I live in the UK in the county of Hertfordshire where I write whenever I find the time. I am the moderator of an online children’s writer critique group and help mentor other writers. I have some of the most awesome hobbies, which include building rockets and telescopes, and I’ve played in quite a few rock bands in my younger days. I was convinced I was going to be a rock star.

Working with young children running a Brownie pack is what inspired me the most to start writing children’s novels, and I have never looked back since. My journey through the world of the writing community has been the most amazing journey I’ve ever undertaken. Writing for children is my passion. I love their sense of humour, their imagination, and most of all, their endearing innocence.

Book Review

Reviewed by Patricia Reding for Readers' Favorite

In The Wrath of Siren by Kurt Chambers, part two of the Truth Teller Series, readers find Charlotte, the Truth Teller, back home with her family, believing her memories of the other realm and of her friend there, Elderfield, to be but dreams. But when the elf, Goffer, provides Elderfield with a pendant that acts as another Gateway between the worlds, Elderfield determines he must warn Charlotte not to revisit his world: the Dark Druid, Siren, is on the move. As luck would have it, upon returning to his realm, Elderfield loses his Gateway. Tragic events follow, the consequences of which are that Elderfield’s Gateway winds up in Siren’s hands. Following the Dark Druid’s visit to Charlotte’s world, he believes he has incapacitated the Truth Teller, making it possible for him to wage a successful war back home. When he attacks the Stronghold, using an army of trolls and the winged beasts known as terrorhawks, inhabitants have little hope for survival. Will Charlotte, the only one capable of stopping Siren, arrive in time? And if she does, will she be able to access the power she will require to save the realm?
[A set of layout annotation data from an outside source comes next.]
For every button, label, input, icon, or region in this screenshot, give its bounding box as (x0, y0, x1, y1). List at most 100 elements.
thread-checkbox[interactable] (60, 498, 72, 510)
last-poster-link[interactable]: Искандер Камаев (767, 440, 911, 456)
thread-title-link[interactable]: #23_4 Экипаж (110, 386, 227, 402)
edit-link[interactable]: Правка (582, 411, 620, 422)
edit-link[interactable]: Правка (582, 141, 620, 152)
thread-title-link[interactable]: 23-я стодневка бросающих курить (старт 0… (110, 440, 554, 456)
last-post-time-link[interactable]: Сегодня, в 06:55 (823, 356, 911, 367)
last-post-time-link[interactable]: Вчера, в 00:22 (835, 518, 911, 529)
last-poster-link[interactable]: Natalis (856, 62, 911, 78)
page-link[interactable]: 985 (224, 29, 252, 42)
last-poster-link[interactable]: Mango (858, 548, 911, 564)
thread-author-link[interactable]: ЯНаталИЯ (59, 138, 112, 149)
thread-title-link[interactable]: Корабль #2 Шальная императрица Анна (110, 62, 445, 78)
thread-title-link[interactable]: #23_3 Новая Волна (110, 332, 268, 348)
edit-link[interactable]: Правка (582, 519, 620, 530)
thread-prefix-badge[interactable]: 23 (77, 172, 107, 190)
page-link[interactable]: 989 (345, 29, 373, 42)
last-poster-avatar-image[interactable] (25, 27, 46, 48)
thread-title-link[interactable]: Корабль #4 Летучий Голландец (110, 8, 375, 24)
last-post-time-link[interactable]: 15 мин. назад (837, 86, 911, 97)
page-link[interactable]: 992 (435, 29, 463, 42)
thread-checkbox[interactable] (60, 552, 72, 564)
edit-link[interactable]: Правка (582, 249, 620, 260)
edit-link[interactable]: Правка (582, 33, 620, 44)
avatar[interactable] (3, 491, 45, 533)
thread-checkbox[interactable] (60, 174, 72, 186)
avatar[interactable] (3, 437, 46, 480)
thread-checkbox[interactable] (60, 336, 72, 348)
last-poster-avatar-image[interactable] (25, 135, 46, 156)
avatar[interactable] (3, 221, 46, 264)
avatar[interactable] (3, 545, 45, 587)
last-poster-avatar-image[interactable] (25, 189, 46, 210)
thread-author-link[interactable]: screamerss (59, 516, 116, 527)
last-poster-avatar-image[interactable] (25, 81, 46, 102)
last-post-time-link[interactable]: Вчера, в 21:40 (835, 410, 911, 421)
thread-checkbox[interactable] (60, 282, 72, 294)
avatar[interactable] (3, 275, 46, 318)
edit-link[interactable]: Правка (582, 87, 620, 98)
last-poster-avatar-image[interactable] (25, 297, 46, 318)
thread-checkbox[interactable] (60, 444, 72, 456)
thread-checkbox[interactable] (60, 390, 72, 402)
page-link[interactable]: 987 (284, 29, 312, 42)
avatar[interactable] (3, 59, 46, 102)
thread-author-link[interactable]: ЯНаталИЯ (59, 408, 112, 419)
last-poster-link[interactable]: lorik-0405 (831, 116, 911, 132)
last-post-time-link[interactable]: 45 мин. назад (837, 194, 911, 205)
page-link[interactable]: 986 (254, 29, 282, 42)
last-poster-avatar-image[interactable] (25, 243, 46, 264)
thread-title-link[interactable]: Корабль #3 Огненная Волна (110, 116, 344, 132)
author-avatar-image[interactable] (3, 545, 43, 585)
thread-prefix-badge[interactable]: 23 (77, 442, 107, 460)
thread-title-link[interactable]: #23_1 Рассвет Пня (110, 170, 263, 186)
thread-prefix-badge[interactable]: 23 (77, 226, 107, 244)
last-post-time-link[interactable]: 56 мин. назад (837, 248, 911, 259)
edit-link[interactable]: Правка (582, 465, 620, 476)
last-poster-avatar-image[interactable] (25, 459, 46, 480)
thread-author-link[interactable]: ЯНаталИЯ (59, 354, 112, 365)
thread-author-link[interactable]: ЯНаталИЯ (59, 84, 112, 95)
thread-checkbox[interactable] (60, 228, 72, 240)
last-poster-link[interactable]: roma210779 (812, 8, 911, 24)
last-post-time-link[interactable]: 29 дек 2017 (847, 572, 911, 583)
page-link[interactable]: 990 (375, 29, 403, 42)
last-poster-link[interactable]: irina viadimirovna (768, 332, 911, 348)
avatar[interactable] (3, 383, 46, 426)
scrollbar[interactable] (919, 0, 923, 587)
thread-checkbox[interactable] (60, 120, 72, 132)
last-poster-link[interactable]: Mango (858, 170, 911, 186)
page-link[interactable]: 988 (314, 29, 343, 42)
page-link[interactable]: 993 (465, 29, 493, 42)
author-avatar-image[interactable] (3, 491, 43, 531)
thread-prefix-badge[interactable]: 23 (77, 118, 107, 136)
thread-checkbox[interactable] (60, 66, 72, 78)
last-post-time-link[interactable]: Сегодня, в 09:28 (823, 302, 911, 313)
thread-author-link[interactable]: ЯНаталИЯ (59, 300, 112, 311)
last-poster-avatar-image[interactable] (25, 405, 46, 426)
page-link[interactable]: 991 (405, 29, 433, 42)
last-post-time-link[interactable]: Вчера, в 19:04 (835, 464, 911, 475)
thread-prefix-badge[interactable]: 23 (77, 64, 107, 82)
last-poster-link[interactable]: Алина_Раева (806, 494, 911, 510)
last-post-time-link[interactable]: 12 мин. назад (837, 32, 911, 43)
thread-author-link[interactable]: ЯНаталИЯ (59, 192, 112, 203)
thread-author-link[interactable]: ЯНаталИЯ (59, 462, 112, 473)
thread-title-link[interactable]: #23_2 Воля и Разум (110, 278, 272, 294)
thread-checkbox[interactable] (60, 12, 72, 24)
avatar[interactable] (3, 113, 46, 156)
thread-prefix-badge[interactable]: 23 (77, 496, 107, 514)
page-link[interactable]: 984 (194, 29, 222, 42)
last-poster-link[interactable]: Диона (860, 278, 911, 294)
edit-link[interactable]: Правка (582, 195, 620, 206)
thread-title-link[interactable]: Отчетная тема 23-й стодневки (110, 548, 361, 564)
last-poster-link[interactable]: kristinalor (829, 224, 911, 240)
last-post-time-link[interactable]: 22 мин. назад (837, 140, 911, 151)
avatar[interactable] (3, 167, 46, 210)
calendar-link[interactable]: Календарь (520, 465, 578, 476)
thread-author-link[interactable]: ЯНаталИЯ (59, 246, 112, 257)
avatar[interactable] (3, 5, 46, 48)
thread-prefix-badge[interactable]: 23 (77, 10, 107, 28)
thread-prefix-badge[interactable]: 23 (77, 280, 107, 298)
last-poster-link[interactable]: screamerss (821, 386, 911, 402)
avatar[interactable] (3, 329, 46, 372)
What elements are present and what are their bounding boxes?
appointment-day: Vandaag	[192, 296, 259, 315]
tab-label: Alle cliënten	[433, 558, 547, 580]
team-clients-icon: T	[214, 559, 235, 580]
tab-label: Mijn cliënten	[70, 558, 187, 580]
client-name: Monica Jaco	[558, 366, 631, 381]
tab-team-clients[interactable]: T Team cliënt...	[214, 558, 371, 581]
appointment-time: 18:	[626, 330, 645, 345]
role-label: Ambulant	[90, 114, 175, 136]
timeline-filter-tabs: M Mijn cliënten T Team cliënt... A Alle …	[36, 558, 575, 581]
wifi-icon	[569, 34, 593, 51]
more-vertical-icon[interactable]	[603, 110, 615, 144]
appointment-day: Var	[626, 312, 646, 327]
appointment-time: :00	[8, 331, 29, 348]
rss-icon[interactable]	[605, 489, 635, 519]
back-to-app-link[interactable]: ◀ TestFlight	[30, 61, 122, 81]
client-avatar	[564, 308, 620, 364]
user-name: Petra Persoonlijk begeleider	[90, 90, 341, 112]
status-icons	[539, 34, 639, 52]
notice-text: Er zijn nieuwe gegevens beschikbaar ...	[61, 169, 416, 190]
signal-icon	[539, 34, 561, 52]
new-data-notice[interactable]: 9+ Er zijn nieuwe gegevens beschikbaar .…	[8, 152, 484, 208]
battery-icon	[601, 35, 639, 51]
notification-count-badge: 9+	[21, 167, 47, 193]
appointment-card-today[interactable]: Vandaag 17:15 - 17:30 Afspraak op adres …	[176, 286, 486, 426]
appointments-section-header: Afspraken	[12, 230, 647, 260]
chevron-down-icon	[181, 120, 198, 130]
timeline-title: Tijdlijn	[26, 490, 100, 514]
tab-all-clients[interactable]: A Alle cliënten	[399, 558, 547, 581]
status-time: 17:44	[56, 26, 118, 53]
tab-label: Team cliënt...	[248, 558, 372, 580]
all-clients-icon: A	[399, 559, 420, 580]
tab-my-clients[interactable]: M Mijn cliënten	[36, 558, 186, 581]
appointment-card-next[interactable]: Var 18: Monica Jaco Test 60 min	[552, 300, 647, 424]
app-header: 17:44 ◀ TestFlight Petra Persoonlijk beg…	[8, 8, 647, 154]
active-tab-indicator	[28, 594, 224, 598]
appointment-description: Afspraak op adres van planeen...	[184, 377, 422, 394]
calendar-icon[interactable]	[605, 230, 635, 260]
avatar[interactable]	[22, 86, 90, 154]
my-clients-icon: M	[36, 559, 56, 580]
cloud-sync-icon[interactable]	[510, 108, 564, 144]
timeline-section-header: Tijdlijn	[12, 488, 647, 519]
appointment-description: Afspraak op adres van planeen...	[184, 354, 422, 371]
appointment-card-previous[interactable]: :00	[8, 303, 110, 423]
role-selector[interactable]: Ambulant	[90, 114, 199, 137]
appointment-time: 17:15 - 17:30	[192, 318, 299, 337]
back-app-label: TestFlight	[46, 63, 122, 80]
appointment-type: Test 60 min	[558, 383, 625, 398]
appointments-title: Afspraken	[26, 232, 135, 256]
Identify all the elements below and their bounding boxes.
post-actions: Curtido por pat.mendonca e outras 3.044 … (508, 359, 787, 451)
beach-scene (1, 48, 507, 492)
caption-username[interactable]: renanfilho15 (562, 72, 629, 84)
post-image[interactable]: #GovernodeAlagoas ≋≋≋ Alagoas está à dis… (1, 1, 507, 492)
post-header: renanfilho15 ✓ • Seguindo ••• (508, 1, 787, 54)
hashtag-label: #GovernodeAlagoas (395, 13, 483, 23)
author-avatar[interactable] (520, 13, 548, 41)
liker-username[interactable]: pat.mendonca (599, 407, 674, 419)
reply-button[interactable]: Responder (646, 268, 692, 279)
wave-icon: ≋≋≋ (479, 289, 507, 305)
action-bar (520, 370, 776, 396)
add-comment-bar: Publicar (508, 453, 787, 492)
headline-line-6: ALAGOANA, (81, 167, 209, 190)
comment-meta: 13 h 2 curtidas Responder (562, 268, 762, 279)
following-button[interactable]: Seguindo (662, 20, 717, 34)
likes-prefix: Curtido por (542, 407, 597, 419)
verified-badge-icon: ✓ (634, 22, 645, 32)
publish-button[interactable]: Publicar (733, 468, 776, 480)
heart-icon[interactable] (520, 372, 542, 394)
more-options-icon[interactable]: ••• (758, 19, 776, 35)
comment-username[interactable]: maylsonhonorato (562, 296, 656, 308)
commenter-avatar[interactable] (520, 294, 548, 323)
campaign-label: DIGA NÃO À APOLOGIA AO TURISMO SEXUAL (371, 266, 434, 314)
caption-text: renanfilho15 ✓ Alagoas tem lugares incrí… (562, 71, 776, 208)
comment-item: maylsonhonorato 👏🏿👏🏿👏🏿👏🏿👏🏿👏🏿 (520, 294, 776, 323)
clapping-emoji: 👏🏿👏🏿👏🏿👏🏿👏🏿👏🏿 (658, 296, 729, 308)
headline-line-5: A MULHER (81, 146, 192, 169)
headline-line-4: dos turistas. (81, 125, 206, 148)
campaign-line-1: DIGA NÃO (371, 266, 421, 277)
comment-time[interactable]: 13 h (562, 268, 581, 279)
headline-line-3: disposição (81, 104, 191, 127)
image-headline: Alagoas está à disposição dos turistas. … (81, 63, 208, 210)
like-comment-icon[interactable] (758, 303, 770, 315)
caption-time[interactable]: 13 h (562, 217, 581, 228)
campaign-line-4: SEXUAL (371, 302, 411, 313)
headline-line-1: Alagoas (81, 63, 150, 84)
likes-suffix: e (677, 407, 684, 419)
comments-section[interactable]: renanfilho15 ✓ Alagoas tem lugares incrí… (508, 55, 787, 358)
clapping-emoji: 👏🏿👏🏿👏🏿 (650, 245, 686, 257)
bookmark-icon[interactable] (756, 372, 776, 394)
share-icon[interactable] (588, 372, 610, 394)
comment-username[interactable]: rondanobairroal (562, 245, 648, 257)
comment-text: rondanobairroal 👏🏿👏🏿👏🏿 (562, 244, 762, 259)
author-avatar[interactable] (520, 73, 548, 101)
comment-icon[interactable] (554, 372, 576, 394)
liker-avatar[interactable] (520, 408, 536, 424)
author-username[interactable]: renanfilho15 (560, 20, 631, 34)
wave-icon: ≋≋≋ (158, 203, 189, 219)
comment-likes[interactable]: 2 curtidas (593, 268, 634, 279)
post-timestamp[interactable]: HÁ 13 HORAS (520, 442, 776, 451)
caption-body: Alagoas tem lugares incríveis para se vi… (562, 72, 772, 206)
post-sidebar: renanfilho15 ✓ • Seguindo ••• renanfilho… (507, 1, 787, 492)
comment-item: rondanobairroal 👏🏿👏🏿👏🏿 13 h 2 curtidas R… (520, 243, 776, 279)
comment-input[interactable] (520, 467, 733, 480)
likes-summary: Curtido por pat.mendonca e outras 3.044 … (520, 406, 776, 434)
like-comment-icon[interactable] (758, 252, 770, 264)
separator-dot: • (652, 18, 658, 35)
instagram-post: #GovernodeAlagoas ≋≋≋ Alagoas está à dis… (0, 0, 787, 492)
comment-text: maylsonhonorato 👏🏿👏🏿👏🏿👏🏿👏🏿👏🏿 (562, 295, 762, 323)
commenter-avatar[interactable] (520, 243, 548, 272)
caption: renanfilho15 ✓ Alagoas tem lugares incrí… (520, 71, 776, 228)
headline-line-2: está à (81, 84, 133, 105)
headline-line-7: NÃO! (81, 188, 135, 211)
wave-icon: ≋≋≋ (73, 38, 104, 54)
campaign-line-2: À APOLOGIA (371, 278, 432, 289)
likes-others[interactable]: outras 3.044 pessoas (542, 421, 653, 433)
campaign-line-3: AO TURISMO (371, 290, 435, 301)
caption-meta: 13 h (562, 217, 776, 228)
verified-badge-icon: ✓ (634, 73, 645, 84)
Kurt Chambers provides young readers with a decidedly “grown up” story. By that I mean that his writing is solid and his word choices are meaningful. Too often, stories for young readers lack these things, succumbing to the use of slang and allowing the rules of grammar to go by the wayside. Not so with Chambers. Young readers also will experience a bit of the terror and violence typical of a more grown up story, yet the author does not dally with these issues, nor is he too graphic. Rather, he uses them to add credibility to his tale. Chambers develops characters that middle-graders are likely to identify with or to fear, as the case may be. Along the way, they will learn the value of friendship, the worth of heroes, and the importance of discovering that sometimes those different from them in some ways might also be like them in others, as the search for freedom and goodness is largely a universal one.